Saturday, April 16, 2011

Excerpt: The Story of Mother Earth News

THE STORY OF MOTHER EARTH NEWS

(Page 6 of 7)
By Sara Pacher
March/April 1990



"I supported Carter for reelection in 1980 because I knew he understood environmental issues in depth. Reagan, on the other hand, is an ecological illiterate. I knew he was an anticonservationist. When we were both governors, he liked to belittle conservationists; he would come right out and refer to environmentalists as 'those kooks.' Still, I had no idea that—once in office—he would carry out such a sweeping attack on the environment. The foxes now run the henhouse."

We soon felt the fallout of those policies and the changed attitudes. By 1984, subscriptions had dropped. Paper, printing, and postage costs continued their upward spiral. Many advertisers mistakenly began to view us as a backward-looking, hippie publication. Revenues shrank, and the Eco-Village had to be closed. A painful staff layoff followed, though our gardeners, Susan and Franklin Sides, kept a small but equally valid research garden near their home. Mother's Tours became another victim, partly because the editorial staff needed to be cut, too, and I was needed full-time as a writer and an editor, but partly because the "me generation" had also become the "stay home generation"—a xenophobia fueled by Reagan's Evil Empire mentality and his chest-pounding Ram-boesque chauvinism.

Eco-Village one attracted thousands of readers to pay a visit.

Beekeeping (above) and hydroponic gardening (right) were also staple of Mother's hands-on teaching style. Indeed, in its heyday, the magazine functioned almost like an open-air university.

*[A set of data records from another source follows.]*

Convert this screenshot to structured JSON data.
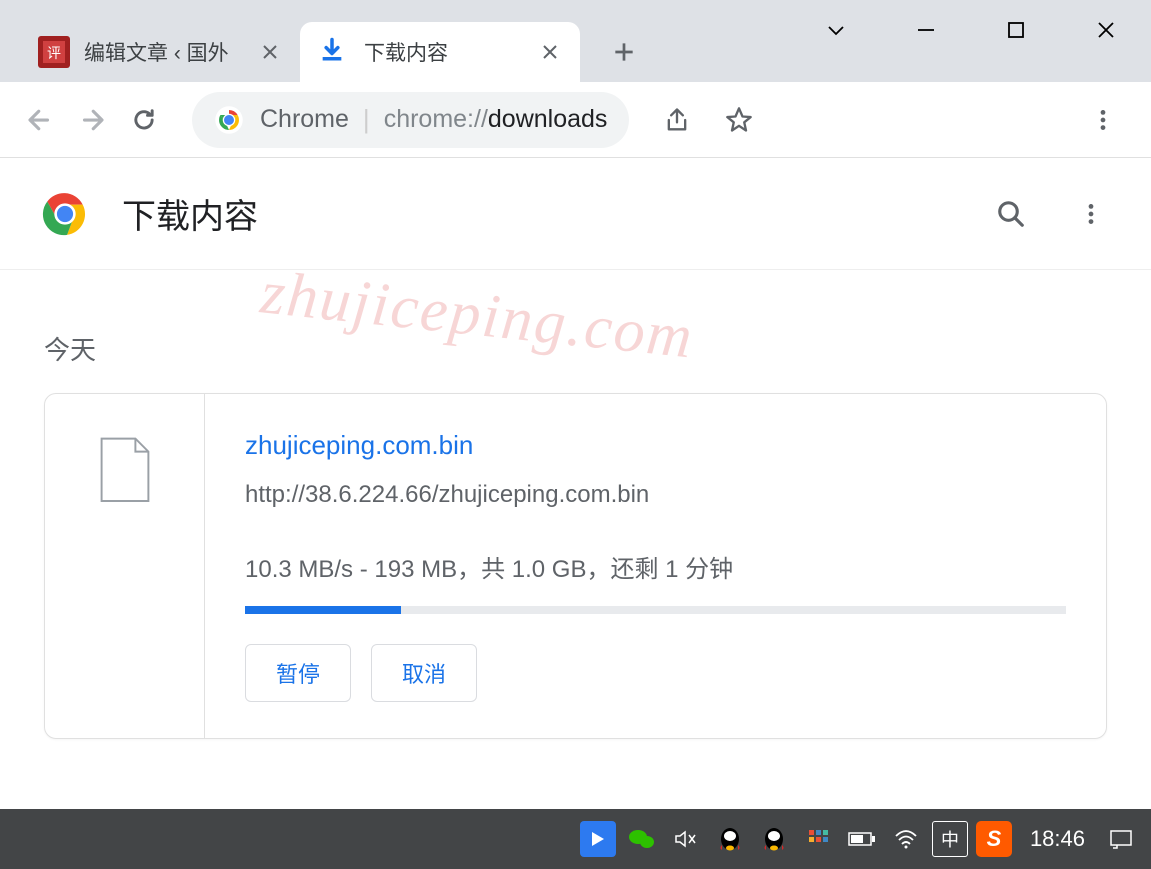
{
  "tabs": [
    {
      "title": "编辑文章 ‹ 国外",
      "active": false
    },
    {
      "title": "下载内容",
      "active": true
    }
  ],
  "omnibox": {
    "app_label": "Chrome",
    "url_prefix": "chrome://",
    "url_path": "downloads"
  },
  "downloads": {
    "title": "下载内容",
    "date_label": "今天",
    "items": [
      {
        "filename": "zhujiceping.com.bin",
        "url": "http://38.6.224.66/zhujiceping.com.bin",
        "status": "10.3 MB/s - 193 MB，共 1.0 GB，还剩 1 分钟",
        "progress_percent": 19,
        "pause_label": "暂停",
        "cancel_label": "取消"
      }
    ]
  },
  "watermark": "zhujiceping.com",
  "taskbar": {
    "time": "18:46",
    "ime": "中"
  }
}
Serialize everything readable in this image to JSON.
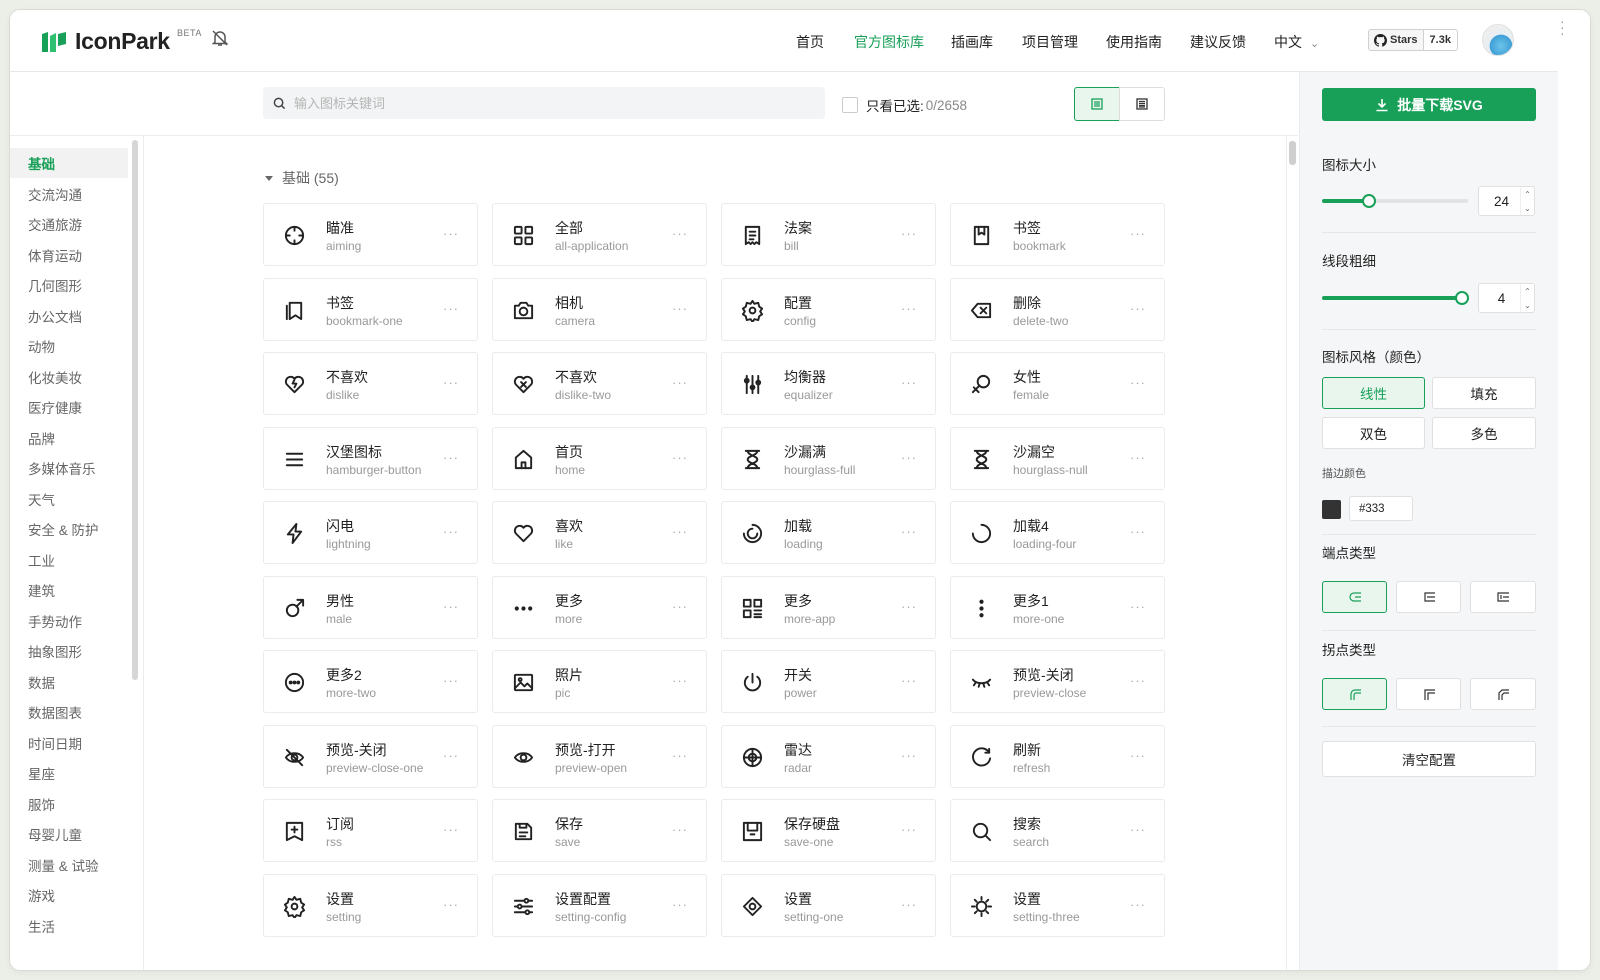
{
  "app": {
    "name": "IconPark",
    "beta": "BETA"
  },
  "nav": [
    "首页",
    "官方图标库",
    "插画库",
    "项目管理",
    "使用指南",
    "建议反馈",
    "中文"
  ],
  "github": {
    "label": "Stars",
    "count": "7.3k"
  },
  "search": {
    "placeholder": "输入图标关键词"
  },
  "only_selected": {
    "label": "只看已选:",
    "count": "0/2658"
  },
  "sidebar": [
    "基础",
    "交流沟通",
    "交通旅游",
    "体育运动",
    "几何图形",
    "办公文档",
    "动物",
    "化妆美妆",
    "医疗健康",
    "品牌",
    "多媒体音乐",
    "天气",
    "安全 & 防护",
    "工业",
    "建筑",
    "手势动作",
    "抽象图形",
    "数据",
    "数据图表",
    "时间日期",
    "星座",
    "服饰",
    "母婴儿童",
    "测量 & 试验",
    "游戏",
    "生活"
  ],
  "group": {
    "title": "基础 (55)"
  },
  "icons": [
    {
      "cn": "瞄准",
      "en": "aiming",
      "icon": "aiming-icon"
    },
    {
      "cn": "全部",
      "en": "all-application",
      "icon": "all-application-icon"
    },
    {
      "cn": "法案",
      "en": "bill",
      "icon": "bill-icon"
    },
    {
      "cn": "书签",
      "en": "bookmark",
      "icon": "bookmark-icon"
    },
    {
      "cn": "书签",
      "en": "bookmark-one",
      "icon": "bookmark-one-icon"
    },
    {
      "cn": "相机",
      "en": "camera",
      "icon": "camera-icon"
    },
    {
      "cn": "配置",
      "en": "config",
      "icon": "config-icon"
    },
    {
      "cn": "删除",
      "en": "delete-two",
      "icon": "delete-two-icon"
    },
    {
      "cn": "不喜欢",
      "en": "dislike",
      "icon": "dislike-icon"
    },
    {
      "cn": "不喜欢",
      "en": "dislike-two",
      "icon": "dislike-two-icon"
    },
    {
      "cn": "均衡器",
      "en": "equalizer",
      "icon": "equalizer-icon"
    },
    {
      "cn": "女性",
      "en": "female",
      "icon": "female-icon"
    },
    {
      "cn": "汉堡图标",
      "en": "hamburger-button",
      "icon": "hamburger-button-icon"
    },
    {
      "cn": "首页",
      "en": "home",
      "icon": "home-icon"
    },
    {
      "cn": "沙漏满",
      "en": "hourglass-full",
      "icon": "hourglass-full-icon"
    },
    {
      "cn": "沙漏空",
      "en": "hourglass-null",
      "icon": "hourglass-null-icon"
    },
    {
      "cn": "闪电",
      "en": "lightning",
      "icon": "lightning-icon"
    },
    {
      "cn": "喜欢",
      "en": "like",
      "icon": "like-icon"
    },
    {
      "cn": "加载",
      "en": "loading",
      "icon": "loading-icon"
    },
    {
      "cn": "加载4",
      "en": "loading-four",
      "icon": "loading-four-icon"
    },
    {
      "cn": "男性",
      "en": "male",
      "icon": "male-icon"
    },
    {
      "cn": "更多",
      "en": "more",
      "icon": "more-icon"
    },
    {
      "cn": "更多",
      "en": "more-app",
      "icon": "more-app-icon"
    },
    {
      "cn": "更多1",
      "en": "more-one",
      "icon": "more-one-icon"
    },
    {
      "cn": "更多2",
      "en": "more-two",
      "icon": "more-two-icon"
    },
    {
      "cn": "照片",
      "en": "pic",
      "icon": "pic-icon"
    },
    {
      "cn": "开关",
      "en": "power",
      "icon": "power-icon"
    },
    {
      "cn": "预览-关闭",
      "en": "preview-close",
      "icon": "preview-close-icon"
    },
    {
      "cn": "预览-关闭",
      "en": "preview-close-one",
      "icon": "preview-close-one-icon"
    },
    {
      "cn": "预览-打开",
      "en": "preview-open",
      "icon": "preview-open-icon"
    },
    {
      "cn": "雷达",
      "en": "radar",
      "icon": "radar-icon"
    },
    {
      "cn": "刷新",
      "en": "refresh",
      "icon": "refresh-icon"
    },
    {
      "cn": "订阅",
      "en": "rss",
      "icon": "rss-icon"
    },
    {
      "cn": "保存",
      "en": "save",
      "icon": "save-icon"
    },
    {
      "cn": "保存硬盘",
      "en": "save-one",
      "icon": "save-one-icon"
    },
    {
      "cn": "搜索",
      "en": "search",
      "icon": "search-icon"
    },
    {
      "cn": "设置",
      "en": "setting",
      "icon": "setting-icon"
    },
    {
      "cn": "设置配置",
      "en": "setting-config",
      "icon": "setting-config-icon"
    },
    {
      "cn": "设置",
      "en": "setting-one",
      "icon": "setting-one-icon"
    },
    {
      "cn": "设置",
      "en": "setting-three",
      "icon": "setting-three-icon"
    }
  ],
  "more_dots": "···",
  "panel": {
    "download": "批量下载SVG",
    "size_label": "图标大小",
    "size_value": "24",
    "size_fraction": 0.32,
    "stroke_label": "线段粗细",
    "stroke_value": "4",
    "stroke_fraction": 0.96,
    "style_label": "图标风格（颜色）",
    "styles": [
      "线性",
      "填充",
      "双色",
      "多色"
    ],
    "stroke_color_label": "描边颜色",
    "stroke_color": "#333",
    "cap_label": "端点类型",
    "join_label": "拐点类型",
    "clear": "清空配置"
  },
  "colors": {
    "accent": "#18a058",
    "text": "#333"
  }
}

By late 1985, the magazine faced very tough going. Then, young and energetic Owen Lipstein came to the rescue. Five years earlier, he had, like John Shuttleworth, started a magazine, American Health, on a shoestring, riding the crest of the l980s' concern with personal health and fitness to remarkable success. Bruce Woods stayed on as editor of Mother, and computer technology, express mail, and fax machines allowed the editorial staff to remain in the North Carolina mountains, though this meant additional trimming of other types of staff. "Lean and mean," it's called in the corporate world.

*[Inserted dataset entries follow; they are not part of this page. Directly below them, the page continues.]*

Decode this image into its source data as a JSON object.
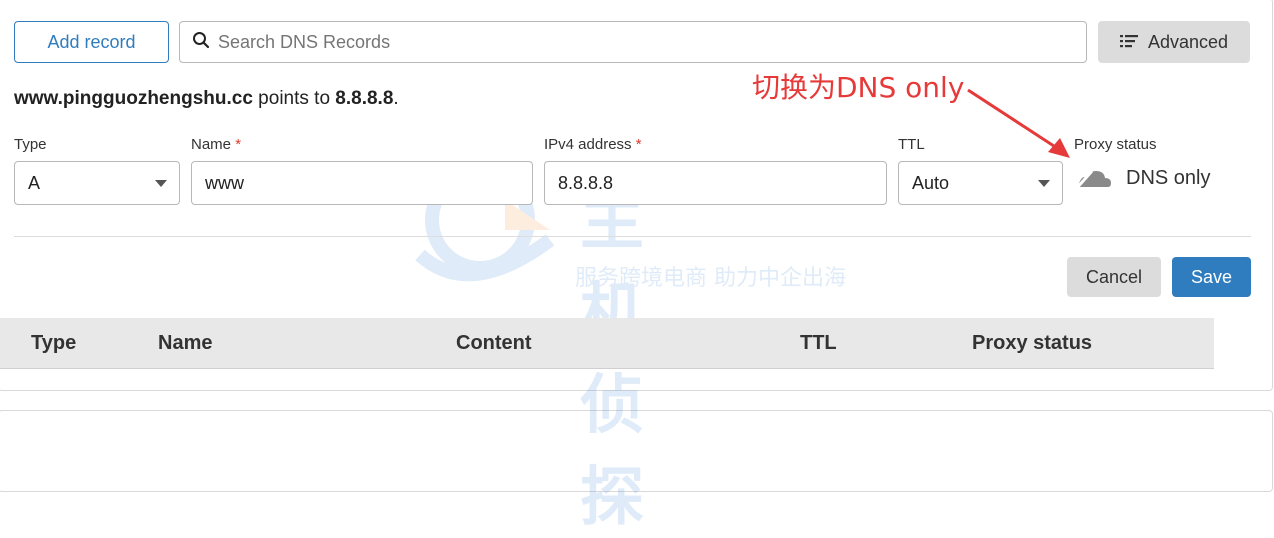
{
  "toolbar": {
    "add_record_label": "Add record",
    "search_placeholder": "Search DNS Records",
    "advanced_label": "Advanced"
  },
  "info": {
    "domain": "www.pingguozhengshu.cc",
    "middle": " points to ",
    "target": "8.8.8.8",
    "end": "."
  },
  "annotation": "切换为DNS only",
  "form": {
    "type_label": "Type",
    "type_value": "A",
    "name_label": "Name",
    "name_value": "www",
    "ipv4_label": "IPv4 address",
    "ipv4_value": "8.8.8.8",
    "ttl_label": "TTL",
    "ttl_value": "Auto",
    "proxy_label": "Proxy status",
    "proxy_value": "DNS only",
    "required_mark": "*"
  },
  "actions": {
    "cancel_label": "Cancel",
    "save_label": "Save"
  },
  "table": {
    "headers": [
      "Type",
      "Name",
      "Content",
      "TTL",
      "Proxy status"
    ]
  },
  "watermark": {
    "title": "主机侦探",
    "slogan": "服务跨境电商 助力中企出海"
  },
  "colors": {
    "accent": "#2f7dbf",
    "annotation": "#e63a3a"
  }
}
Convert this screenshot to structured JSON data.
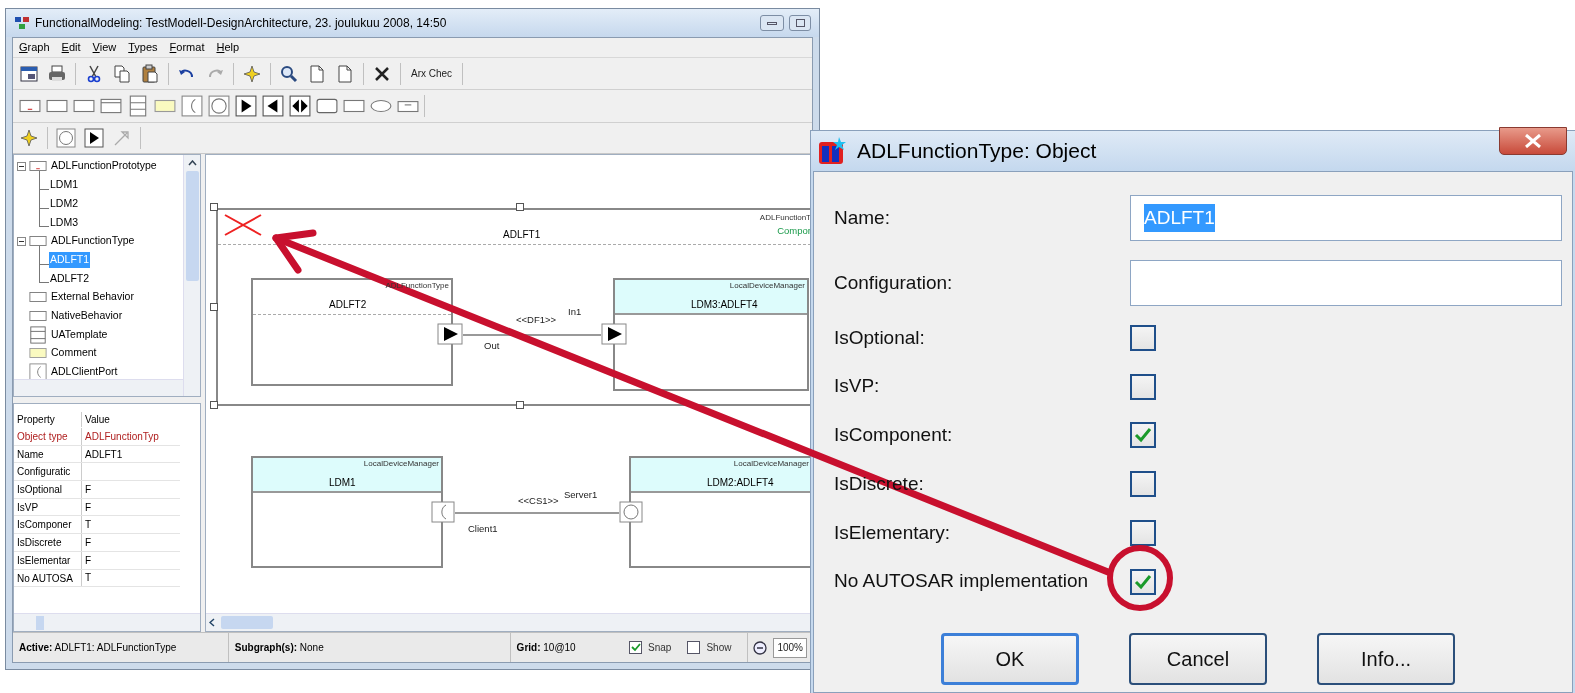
{
  "window": {
    "title": "FunctionalModeling: TestModell-DesignArchitecture, 23. joulukuu 2008, 14:50"
  },
  "menu": [
    "Graph",
    "Edit",
    "View",
    "Types",
    "Format",
    "Help"
  ],
  "toolbar": {
    "text_button": "Arx Chec"
  },
  "tree": [
    {
      "label": "ADLFunctionPrototype",
      "kind": "marked-box",
      "expanded": true,
      "selected": false,
      "children": [
        {
          "label": "LDM1",
          "selected": false
        },
        {
          "label": "LDM2",
          "selected": false
        },
        {
          "label": "LDM3",
          "selected": false
        }
      ]
    },
    {
      "label": "ADLFunctionType",
      "kind": "box",
      "expanded": true,
      "selected": false,
      "children": [
        {
          "label": "ADLFT1",
          "selected": true
        },
        {
          "label": "ADLFT2",
          "selected": false
        }
      ]
    },
    {
      "label": "External Behavior",
      "kind": "box",
      "selected": false
    },
    {
      "label": "NativeBehavior",
      "kind": "box",
      "selected": false
    },
    {
      "label": "UATemplate",
      "kind": "template",
      "selected": false
    },
    {
      "label": "Comment",
      "kind": "note",
      "selected": false
    },
    {
      "label": "ADLClientPort",
      "kind": "client-port",
      "selected": false
    }
  ],
  "properties": {
    "columns": [
      "Property",
      "Value"
    ],
    "rows": [
      {
        "property": "Object type",
        "value": "ADLFunctionTyp",
        "kind": "type"
      },
      {
        "property": "Name",
        "value": "ADLFT1",
        "kind": "plain"
      },
      {
        "property": "Configuratic",
        "kind": "plain"
      },
      {
        "property": "IsOptional",
        "value": "F",
        "kind": "plain"
      },
      {
        "property": "IsVP",
        "value": "F",
        "kind": "plain"
      },
      {
        "property": "IsComponer",
        "value": "T",
        "kind": "plain"
      },
      {
        "property": "IsDiscrete",
        "value": "F",
        "kind": "plain"
      },
      {
        "property": "IsElementar",
        "value": "F",
        "kind": "plain"
      },
      {
        "property": "No AUTOSA",
        "value": "T",
        "kind": "plain"
      }
    ]
  },
  "diagram": {
    "container": {
      "type_label": "ADLFunctionT",
      "stereotype": "Compor",
      "name": "ADLFT1"
    },
    "blocks": [
      {
        "type_label": "ADLFunctionType",
        "name": "ADLFT2",
        "kind": "type"
      },
      {
        "type_label": "LocalDeviceManager",
        "name": "LDM3:ADLFT4",
        "kind": "device"
      },
      {
        "type_label": "LocalDeviceManager",
        "name": "LDM1",
        "kind": "device"
      },
      {
        "type_label": "LocalDeviceManager",
        "name": "LDM2:ADLFT4",
        "kind": "device"
      }
    ],
    "connections": [
      {
        "label": "<<DF1>>",
        "source": "Out",
        "target": "In1",
        "kind": "data"
      },
      {
        "label": "<<CS1>>",
        "source": "Client1",
        "target": "Server1",
        "kind": "client-server"
      }
    ]
  },
  "status_bar": {
    "active": "**Active:** ADLFT1: ADLFunctionType",
    "subgraph": "**Subgraph(s):** None",
    "grid": "**Grid:** 10@10",
    "snap": {
      "label": "Snap",
      "checked": true
    },
    "show": {
      "label": "Show",
      "checked": false
    },
    "zoom": "100%"
  },
  "dialog": {
    "title": "ADLFunctionType: Object",
    "fields": [
      {
        "label": "Name:",
        "value": "ADLFT1",
        "highlighted": true
      },
      {
        "label": "Configuration:"
      }
    ],
    "checkboxes": [
      {
        "label": "IsOptional:",
        "checked": false
      },
      {
        "label": "IsVP:",
        "checked": false
      },
      {
        "label": "IsComponent:",
        "checked": true
      },
      {
        "label": "IsDiscrete:",
        "checked": false
      },
      {
        "label": "IsElementary:",
        "checked": false
      },
      {
        "label": "No AUTOSAR implementation",
        "checked": true
      }
    ],
    "buttons": [
      {
        "label": "OK",
        "default": true
      },
      {
        "label": "Cancel",
        "default": false
      },
      {
        "label": "Info...",
        "default": false
      }
    ]
  }
}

But, again, there were compensations. Wrapped in a new package and graced with the talent of top photographers. Mother Earth News' sane, planet-saving, lifesaving, cost-saving how-to themes attracted both old and new readers and advertisers alike. By 1988 it had the fastest-growing advertising revenues of any magazine in the country, even while, editorially, it was still keeping the faith and showing the way.